The United National Transport Union (UNTU) has righty warned that passenger trains are ‘death trains’ and that the situation is life threatening. It has called on Transport Minister Blade Nzimande to suspend the services of Metrorail until it can provide a safe and reliable service.
For most commuters that would be no solution, as they would be forced to use increasingly expensive bus services or taxis which are even more dangerous than the trains. It would increase the chance of losing their jobs for lateness which is none of their own fault.
This accident follows closely an collision in August between two Metrorail trains at Selby, Johannesburg, in which 112 people, including four Metrorail workers, suffered injuries.
SAFTU believes that the rising number of accidents must be linked to the corruption and financial mismanagement at PRASA, which, according to the Auditor-General is on the verge of financial collapse. At the end of the last financial year it made a previously undisclosed loss of R1.7bn and the accumulated loss at the end of March 2017 was R4.4bn.
PRASA has refused to invest in providing a safe and efficient service for its mainly working-class passengers, while the money that could have been used to pay for this was falling into the pockets of some of its directors who were looting millons of rands of its assets. If even a small percentage of that lost R4.4bn had been spent on improving safety accidents like these could have been prevented.

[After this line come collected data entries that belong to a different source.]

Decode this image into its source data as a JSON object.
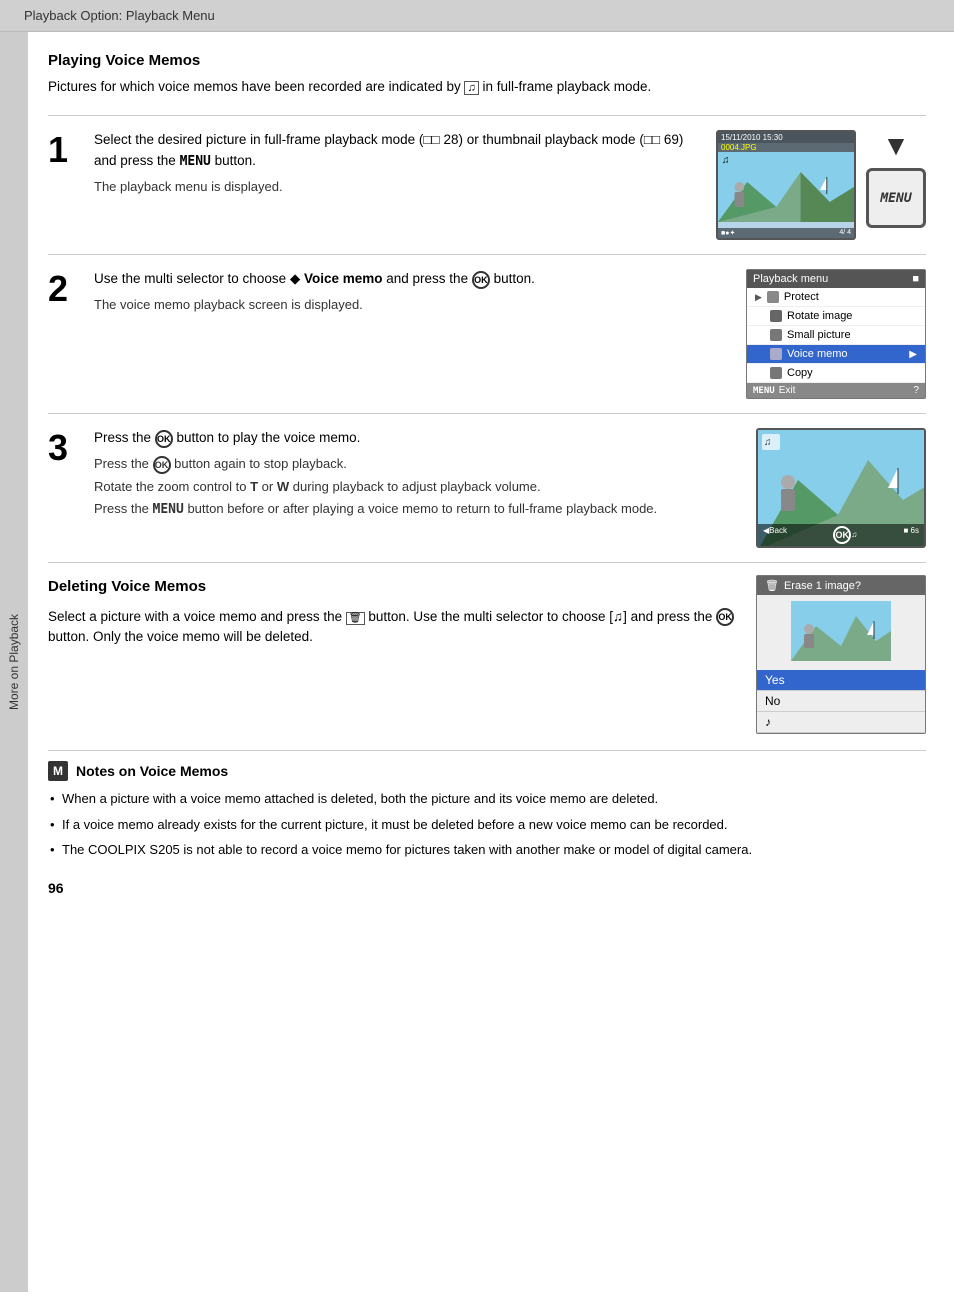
{
  "header": {
    "title": "Playback Option: Playback Menu"
  },
  "sidebar": {
    "label": "More on Playback"
  },
  "section1": {
    "heading": "Playing Voice Memos",
    "intro": "Pictures for which voice memos have been recorded are indicated by  in full-frame playback mode."
  },
  "steps": [
    {
      "number": "1",
      "text": "Select the desired picture in full-frame playback mode (□□ 28) or thumbnail playback mode (□□ 69) and press the MENU button.",
      "note": "The playback menu is displayed.",
      "camera_timestamp": "15/11/2010 15:30",
      "camera_filename": "0004.JPG",
      "camera_count": "4/ 4"
    },
    {
      "number": "2",
      "text": "Use the multi selector to choose  Voice memo and press the  button.",
      "note": "The voice memo playback screen is displayed.",
      "menu_title": "Playback menu",
      "menu_items": [
        {
          "label": "Protect",
          "icon": "protect-icon",
          "active": false
        },
        {
          "label": "Rotate image",
          "icon": "rotate-icon",
          "active": false
        },
        {
          "label": "Small picture",
          "icon": "small-picture-icon",
          "active": false
        },
        {
          "label": "Voice memo",
          "icon": "voice-memo-icon",
          "active": true
        },
        {
          "label": "Copy",
          "icon": "copy-icon",
          "active": false
        }
      ],
      "menu_footer": "Exit"
    },
    {
      "number": "3",
      "text": "Press the  button to play the voice memo.",
      "notes": [
        "Press the  button again to stop playback.",
        "Rotate the zoom control to T or W during playback to adjust playback volume.",
        "Press the MENU button before or after playing a voice memo to return to full-frame playback mode."
      ],
      "playback_bar": "◀Back    ▶▶⎯⎯    6s"
    }
  ],
  "deleting": {
    "heading": "Deleting Voice Memos",
    "text": "Select a picture with a voice memo and press the  button. Use the multi selector to choose [ ] and press the  button. Only the voice memo will be deleted.",
    "dialog_title": "Erase 1 image?",
    "dialog_options": [
      "Yes",
      "No",
      "♪"
    ]
  },
  "notes": {
    "heading": "Notes on Voice Memos",
    "items": [
      "When a picture with a voice memo attached is deleted, both the picture and its voice memo are deleted.",
      "If a voice memo already exists for the current picture, it must be deleted before a new voice memo can be recorded.",
      "The COOLPIX S205 is not able to record a voice memo for pictures taken with another make or model of digital camera."
    ]
  },
  "page_number": "96"
}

The accidents also expose the contemptuous attitude of government and the media to the safety of working-class people. In most countries, incidents in which hundreds of people were injured would be major stories, with strong demands for immediate action to prevent any repetition.
They would have the same response in these countries would to the appalling death toll from violent crime, rapes and drug trafficking in poor communities.
This accident happened at the same time as residents of both Cape Town and Johannesburg were protesting at the nightmare of violent crime, drug dealing and gangsterism in their communities. People are becoming prisoners in their homes as gangs exchange gunfire in the streets and many bystanders have died in the crossfire.
Scandalously however in South Africa all these atrocities are being treated as just normal everyday life for the majority of South Africans. Protecting workers’ safety and security, and even their lives, are nowhere near the top priority for employers who drive in flashy cars from their luxury homes in gated suburbs to air-conditions offices. And this indifference spreads to government and the media.
That is why so many working-class people are becoming frustrated and angry at the way their problems are ignored, and these are just the sort of issues discussed at the Working-Class Summit in July, which SAFTU hosted.
It resolved to unite workers, communities, the unemployed, civil society and small businesses in campaigns to highlight the shocking quality of life that workers suffer not only at work but when they are traveling to and from work and when they arrive home.